Eine Art "Normalzustand" stellte sich im Vorfeld des Wahltermins allerdings nicht ein. Dies hatte mehrere Ursachen:

1. Versuchte Abschaffung der Stichwahlen der Bürgermeister und Landräte:
Das zweite Halbjahr 2019 wurde bestimmt von dem Versuch der CDU und FDP geführten Landesregierung, die Stichwahlen der Bürgermeister und Landräte abzuschaffen, wenn entsprechende Bewerberinnen bzw. Bewerber im ersten Wahlgang keine absolute Mehrheit erzielen können. Die Gegner von Stichwahlen verwiesen im Wesentlichen auf eine zu geringe Wahlbeteiligung bei einem zusätzlichen zweiten Wahlgang. Eine relative Mehrheit im ersten Wahlgang reiche zur Legitimation. Mehr als 80 Landtagsabgeordnete reichten gegen die Gesetzesnovelle Klage beim Verfassungsgericht des Landes NRW ein und erhielten per Urteil am 20. Dezember 2019 Recht. Das Gericht beurteilte den Vorstoß der Landesregierung als verfassungswidrig. Als Folge des Urteils fand damit im September 2020 ein zweiter Wahlgang zwischen den beiden Bestplazierten um das Amt des Bürgermeisters bzw. Landrats statt.

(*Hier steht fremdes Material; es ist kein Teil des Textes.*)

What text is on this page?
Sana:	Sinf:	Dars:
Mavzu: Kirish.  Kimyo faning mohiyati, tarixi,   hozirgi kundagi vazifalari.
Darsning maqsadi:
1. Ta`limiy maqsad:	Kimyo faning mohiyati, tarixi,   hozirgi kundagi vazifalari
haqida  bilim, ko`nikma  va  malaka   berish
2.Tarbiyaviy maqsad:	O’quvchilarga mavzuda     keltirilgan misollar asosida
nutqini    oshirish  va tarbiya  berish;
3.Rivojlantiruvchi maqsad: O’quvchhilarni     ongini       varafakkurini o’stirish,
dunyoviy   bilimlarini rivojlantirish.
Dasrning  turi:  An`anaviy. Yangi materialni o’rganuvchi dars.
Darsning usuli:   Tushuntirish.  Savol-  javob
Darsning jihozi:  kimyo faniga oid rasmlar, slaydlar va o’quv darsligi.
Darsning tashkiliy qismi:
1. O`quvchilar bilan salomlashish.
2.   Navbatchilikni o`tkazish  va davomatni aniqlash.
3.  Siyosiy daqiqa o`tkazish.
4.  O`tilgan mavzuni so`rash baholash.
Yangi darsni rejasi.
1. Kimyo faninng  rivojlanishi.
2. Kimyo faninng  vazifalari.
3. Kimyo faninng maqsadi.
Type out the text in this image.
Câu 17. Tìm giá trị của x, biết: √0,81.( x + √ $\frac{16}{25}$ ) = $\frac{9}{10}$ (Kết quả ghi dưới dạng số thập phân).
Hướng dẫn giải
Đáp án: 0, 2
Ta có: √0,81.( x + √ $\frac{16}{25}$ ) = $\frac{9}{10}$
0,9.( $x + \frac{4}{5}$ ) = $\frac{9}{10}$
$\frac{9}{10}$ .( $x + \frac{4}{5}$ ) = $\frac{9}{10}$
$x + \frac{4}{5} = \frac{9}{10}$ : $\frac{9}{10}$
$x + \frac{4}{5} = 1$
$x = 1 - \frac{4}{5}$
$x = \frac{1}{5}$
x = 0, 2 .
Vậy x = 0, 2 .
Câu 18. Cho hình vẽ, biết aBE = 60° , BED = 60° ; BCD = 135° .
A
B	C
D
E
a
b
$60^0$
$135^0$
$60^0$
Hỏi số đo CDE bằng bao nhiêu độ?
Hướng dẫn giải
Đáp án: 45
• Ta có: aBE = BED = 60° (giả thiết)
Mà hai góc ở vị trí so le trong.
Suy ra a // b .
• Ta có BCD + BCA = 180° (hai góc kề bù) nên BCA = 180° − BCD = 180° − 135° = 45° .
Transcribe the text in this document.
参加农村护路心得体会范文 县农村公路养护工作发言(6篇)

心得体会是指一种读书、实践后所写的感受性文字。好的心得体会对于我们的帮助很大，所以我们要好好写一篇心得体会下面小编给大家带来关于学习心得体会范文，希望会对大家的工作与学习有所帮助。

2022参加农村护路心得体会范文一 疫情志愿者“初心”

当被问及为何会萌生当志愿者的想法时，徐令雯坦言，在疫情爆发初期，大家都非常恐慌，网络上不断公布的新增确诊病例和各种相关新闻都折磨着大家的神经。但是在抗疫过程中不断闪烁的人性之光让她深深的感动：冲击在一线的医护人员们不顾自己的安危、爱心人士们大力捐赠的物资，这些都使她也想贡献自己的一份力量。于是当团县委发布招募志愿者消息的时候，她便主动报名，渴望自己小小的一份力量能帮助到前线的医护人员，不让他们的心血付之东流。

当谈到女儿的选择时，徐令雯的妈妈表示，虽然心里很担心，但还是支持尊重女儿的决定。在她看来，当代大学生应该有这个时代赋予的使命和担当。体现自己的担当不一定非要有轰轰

2. Ausbruch der Corona-Pandemie:
Spätestens seit Anfang März 2020 wurde angesichts steigender Infektionen das öffentliche Leben stark eingeschränkt. Veranstaltungen mit vielen Menschen, z.B. im kulturellen und sportlichen Bereich, wurden verboten. Schulen und Kitas wie auch mehrheitlich der Einzelhandel wurden geschlossen. Für Pflege- und Senioreneinrichtungen wurden Maßnahmen erlassen, um Kontakte zu minimieren. In der Wirtschaft gab es ebenfalls einschränkende Regeln. Der Begriff "Homeoffice" war über Nacht kein Fremdwort mehr. Dies alles hatte für die Kommunalpolitik – gerade im Vorwahlkampf – bisher nie gekannte Auswirkungen. Ein normaler Ablauf der Vorbereitung und Organisation der Wahlen war in vielen Kommunen kaum noch möglich.

3. Gesetz zur Durchführung der Kommunalwahlen im Mai 2020:
Obwohl trotz der Kontaktbeschränkungen bei öffentlichen Aktivitäten Zusammenkünfte zwecks Aufstellung von Kandidierendenlisten rechtlich nicht untersagt waren, zeigten sich oft­mals terminliche Engpässe. Das galt auch für die fristgerechte Vorlage der notwendigen Unterstützungsunterschriften. Schließlich befürchtete man wegen der Ansteckungsgefahr, nicht hinreichend genügend Wahlhelferinnen und -helfer gewinnen zu können. Als weiteres Problem gab es nach der Schließung von Kitas, Schulen und Altenheimen vielerorts Engpässe bei den für die Durchführung der Wahl benötigten Räumlichkeiten. Manchen Kommunen fehlten bis zu 30% der sonst üblichen Wahllokale. Daher legten Mitte Mai 2020 die Fraktionen von CDU, SPD und FDP im Landtag einen Gesetzentwurf zur Durchführung der Kommunalwahlen 2020 vor (Drucksache 17/9365). Dieser wurde wenig später verabschiedet, sodass Wahltermin und -organisation trotz aller Widrigkeiten im Vorfeld gesichert waren.

Abb. 1: Wahlbeteiligung und Stim­menanteile 2014 und 2020 in NRW (Quelle: Landeswahlleiter NRW 2021)

Wahlkampf

Aufgrund der Auswirkungen der Corona-Pandemie konnte der Wahlkampf nicht wie gewohnt stattfinden. Auf Großveranstaltungen (z.B. öffentliche Kundgebungen, Podiumsdiskussionen mit Publikum) musste verzichtet werden. Soziale Medien wurden zwar verstärkt eingesetzt, wie weit diese die Wahlberechtigten tatsächlich erreichten, bleibt insgesamt aber ungeklärt. Eine Renaissance erlebte die Verwendung von Großplakaten, vor allem in den Kommunen, in denen es um die Neubesetzung des Bürgermeisteramtes ging. Neu belebt wurde auch die Verteilung von Werbeflyern in den Wohnbereichen "von Haustür zu Haustür".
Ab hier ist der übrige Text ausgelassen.